Mechanism of IOP elevation in POAG explored

May 1, 2005

Durham, NC—Researchers are exploring new ideas on the mechanism by which IOP is elevated in primary open-angle glaucoma (POAG). David L. Epstein, MD, proposed theories such as loss of dynamic function and proteasome function and emphasized that POAG has multiple causes.

"One can add abnormal resistance at any site of normal outflow resistance in the outflow pathway and cause glaucoma, and therefore there's likely more than one cause of what we all call primary open-angle glaucoma," Dr. Epstein said.

In fact, efforts to understand IOP elevation and the outflow pathway better should lead to new forms of glaucoma therapy, he continued.

"With renewed interest in the role of IOP in the pathogenesis of glaucoma, it is important to try to understand the reason why the IOP might be elevated," he said.

The histopathology of POAG has revealed two main findings, he said. The first is the presence of extracellular plaque material, which is thought to be a secondary phenomenon. The second is decreased trabecular meshwork cellularity, first described by Jorge Alvarado, MD, which may have a more primary impact.

Investigators are still exploring the role of these cells, seeking to determine the meaning of cell loss and the function of the outflow pathway, Dr. Epstein said.

"One could conceptualize this as at least three functions, as being a resistor, a filter, and involved in immune surveillance," he added.

Several new theories have emerged from this intensified study.

"The first new idea is that the outflow pathway cells are not static. They are constantly changing their shape, changing their attachments, in fact moving around," Dr. Epstein said. "Glaucoma is a loss of dynamic function, and this is why the static histopathology of POAG is frankly so boring and uninformative."

Loss of dynamic function The loss of dynamic function in glaucoma is the converse of the cytoskeletal drug work that many investigators are performing to develop specific treatments for the outflow pathways, Dr. Epstein said. "Very simply, if one has cells from the trabecular meshwork that change their shape, one can open up spaces for fluid flow, including through the inner wall of Schlemm's canal."

An important corollary to this dynamic hypothesis is that all of the current glaucoma therapies that are nonspecific need to be retargeted to focus on the trabecular meshwork and re-establish normal dynamic function, he added.

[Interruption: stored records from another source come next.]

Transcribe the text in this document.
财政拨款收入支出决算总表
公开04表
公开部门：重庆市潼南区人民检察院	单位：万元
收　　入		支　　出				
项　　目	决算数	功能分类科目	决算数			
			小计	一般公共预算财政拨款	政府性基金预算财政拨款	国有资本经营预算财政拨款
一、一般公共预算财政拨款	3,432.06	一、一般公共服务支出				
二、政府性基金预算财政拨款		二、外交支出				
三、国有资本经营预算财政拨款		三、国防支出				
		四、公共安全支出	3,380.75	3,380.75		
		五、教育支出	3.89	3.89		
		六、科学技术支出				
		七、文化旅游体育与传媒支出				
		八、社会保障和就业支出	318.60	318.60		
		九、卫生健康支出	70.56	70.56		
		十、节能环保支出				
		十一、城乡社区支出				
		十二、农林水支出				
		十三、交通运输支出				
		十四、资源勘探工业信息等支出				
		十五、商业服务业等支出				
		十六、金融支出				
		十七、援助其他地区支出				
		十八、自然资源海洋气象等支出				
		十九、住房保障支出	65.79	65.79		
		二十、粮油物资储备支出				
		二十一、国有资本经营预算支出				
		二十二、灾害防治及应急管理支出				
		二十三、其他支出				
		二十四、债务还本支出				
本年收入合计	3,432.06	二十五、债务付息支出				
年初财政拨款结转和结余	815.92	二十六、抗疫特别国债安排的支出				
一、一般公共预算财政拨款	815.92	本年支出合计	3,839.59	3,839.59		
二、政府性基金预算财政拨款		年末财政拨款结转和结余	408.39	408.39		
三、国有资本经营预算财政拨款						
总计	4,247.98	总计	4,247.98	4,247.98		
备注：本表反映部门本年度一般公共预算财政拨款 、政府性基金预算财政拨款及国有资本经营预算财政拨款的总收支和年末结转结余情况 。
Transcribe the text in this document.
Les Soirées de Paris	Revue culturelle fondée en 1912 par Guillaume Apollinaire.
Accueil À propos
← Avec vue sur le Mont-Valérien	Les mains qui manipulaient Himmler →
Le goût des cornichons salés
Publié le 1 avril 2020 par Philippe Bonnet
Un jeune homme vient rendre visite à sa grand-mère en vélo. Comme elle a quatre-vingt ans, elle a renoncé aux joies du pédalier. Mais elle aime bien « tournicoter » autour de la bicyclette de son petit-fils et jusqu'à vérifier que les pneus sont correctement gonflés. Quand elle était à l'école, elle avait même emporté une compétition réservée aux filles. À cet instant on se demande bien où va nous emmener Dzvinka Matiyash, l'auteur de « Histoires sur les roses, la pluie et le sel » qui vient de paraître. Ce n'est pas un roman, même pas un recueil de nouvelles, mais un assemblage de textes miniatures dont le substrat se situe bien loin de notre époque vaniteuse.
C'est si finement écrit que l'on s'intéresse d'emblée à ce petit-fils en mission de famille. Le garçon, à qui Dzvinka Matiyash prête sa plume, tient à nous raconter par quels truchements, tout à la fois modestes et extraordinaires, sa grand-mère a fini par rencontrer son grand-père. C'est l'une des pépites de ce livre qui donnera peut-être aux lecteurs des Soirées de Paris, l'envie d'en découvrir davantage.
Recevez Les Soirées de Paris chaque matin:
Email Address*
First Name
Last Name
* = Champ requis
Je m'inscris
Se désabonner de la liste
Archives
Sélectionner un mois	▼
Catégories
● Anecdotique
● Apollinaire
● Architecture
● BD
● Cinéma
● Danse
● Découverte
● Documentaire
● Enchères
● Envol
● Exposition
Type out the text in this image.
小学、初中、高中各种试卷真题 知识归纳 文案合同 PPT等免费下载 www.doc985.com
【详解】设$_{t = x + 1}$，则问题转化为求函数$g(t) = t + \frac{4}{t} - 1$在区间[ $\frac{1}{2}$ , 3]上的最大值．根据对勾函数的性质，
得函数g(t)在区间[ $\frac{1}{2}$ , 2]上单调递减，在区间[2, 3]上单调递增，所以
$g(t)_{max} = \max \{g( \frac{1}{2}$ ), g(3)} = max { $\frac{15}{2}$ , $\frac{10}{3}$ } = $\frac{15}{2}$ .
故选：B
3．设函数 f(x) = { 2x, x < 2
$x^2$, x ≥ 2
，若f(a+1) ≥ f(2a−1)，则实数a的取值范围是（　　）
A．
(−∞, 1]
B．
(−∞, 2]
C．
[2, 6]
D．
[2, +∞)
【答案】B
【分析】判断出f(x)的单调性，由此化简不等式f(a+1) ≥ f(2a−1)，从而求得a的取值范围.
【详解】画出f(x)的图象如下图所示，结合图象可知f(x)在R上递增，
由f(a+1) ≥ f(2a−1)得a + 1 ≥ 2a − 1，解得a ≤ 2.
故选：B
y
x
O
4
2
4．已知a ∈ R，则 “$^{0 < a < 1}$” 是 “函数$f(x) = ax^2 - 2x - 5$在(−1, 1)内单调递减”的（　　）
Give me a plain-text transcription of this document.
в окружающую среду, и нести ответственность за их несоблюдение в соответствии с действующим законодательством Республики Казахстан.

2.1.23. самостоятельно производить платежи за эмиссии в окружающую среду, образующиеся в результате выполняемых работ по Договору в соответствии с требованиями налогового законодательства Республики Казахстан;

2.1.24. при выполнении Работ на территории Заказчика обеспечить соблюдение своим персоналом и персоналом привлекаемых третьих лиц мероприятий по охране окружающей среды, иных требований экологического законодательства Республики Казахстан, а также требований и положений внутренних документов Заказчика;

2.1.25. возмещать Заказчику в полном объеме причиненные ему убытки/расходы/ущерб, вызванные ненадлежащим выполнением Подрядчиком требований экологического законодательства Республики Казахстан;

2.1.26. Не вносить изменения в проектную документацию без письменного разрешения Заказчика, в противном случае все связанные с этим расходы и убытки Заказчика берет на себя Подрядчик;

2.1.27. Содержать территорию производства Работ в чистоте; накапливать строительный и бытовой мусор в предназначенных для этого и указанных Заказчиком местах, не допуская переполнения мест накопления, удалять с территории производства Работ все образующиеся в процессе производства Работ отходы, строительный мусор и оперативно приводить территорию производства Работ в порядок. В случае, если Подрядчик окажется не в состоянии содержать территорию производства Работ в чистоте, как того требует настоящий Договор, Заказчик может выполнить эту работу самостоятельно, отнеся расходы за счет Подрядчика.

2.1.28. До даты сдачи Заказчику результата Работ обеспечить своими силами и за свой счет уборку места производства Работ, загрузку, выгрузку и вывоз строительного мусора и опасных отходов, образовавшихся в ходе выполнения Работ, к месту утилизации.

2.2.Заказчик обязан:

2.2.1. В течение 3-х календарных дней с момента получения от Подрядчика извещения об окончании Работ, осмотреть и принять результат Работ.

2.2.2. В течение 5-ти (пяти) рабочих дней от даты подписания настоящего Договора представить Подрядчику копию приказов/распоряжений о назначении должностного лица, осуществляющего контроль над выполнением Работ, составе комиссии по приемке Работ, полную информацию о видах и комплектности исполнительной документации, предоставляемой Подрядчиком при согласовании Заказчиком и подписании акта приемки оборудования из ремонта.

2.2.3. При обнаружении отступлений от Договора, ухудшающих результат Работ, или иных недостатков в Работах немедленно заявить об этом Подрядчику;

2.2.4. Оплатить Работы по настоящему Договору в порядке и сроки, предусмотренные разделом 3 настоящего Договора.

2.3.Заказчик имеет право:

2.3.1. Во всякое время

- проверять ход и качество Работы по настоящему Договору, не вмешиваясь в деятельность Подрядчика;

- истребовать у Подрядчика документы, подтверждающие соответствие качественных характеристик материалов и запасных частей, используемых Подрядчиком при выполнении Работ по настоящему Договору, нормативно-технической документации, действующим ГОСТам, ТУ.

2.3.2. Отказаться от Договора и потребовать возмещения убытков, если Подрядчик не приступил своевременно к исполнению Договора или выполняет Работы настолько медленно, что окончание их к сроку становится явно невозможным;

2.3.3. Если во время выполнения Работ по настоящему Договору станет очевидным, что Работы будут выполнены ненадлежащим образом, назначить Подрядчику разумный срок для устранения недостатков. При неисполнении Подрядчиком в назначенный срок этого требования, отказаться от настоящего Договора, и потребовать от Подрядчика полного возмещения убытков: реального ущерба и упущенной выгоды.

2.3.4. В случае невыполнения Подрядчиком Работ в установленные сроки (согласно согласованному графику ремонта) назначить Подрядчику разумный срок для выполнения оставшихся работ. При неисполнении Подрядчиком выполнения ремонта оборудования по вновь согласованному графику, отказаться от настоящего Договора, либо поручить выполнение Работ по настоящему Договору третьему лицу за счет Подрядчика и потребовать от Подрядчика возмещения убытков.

"Many have shown that with rising pressure in the eye, the cells stretch, and we would hypothesize that this results in the release of permeability factors that act to increase outflow," Dr. Epstein said. "In fact, in various preparations, when one raises the pressure, all kinds of new gene products occur. So POAG would be a defect in either the release or synthesis of permeability factors or a lack of downstream responsiveness in the distal outflow pathway."

Genetic, environmental factors Dr. Epstein also addressed one of the biggest mysteries in POAG, which is why the disease is delayed for decades, especially if it has a genetic component.

"The answer may be that it requires a genetic predisposition but a lifetime of environmental cellular stress along the outflow pathway," he suggested.

This theory also leads to the question of why cell death occurs in the outflow pathway in POAG. Dr. Epstein discussed what he termed a "proteasome hypothesis," first proposed by Pedro Gonzalez, PhD, explaining that every cell in the body is constantly making and breaking down proteins as part of the dynamic modulation of cell function rather than as an end-stage waste product. The cell organelle involved in this breakdown is the proteasome. With age and disease, the proteasome loses its ability to accomplish the breakdown rapidly, and misfolded protein accumulates inside the cell and also extracellularly.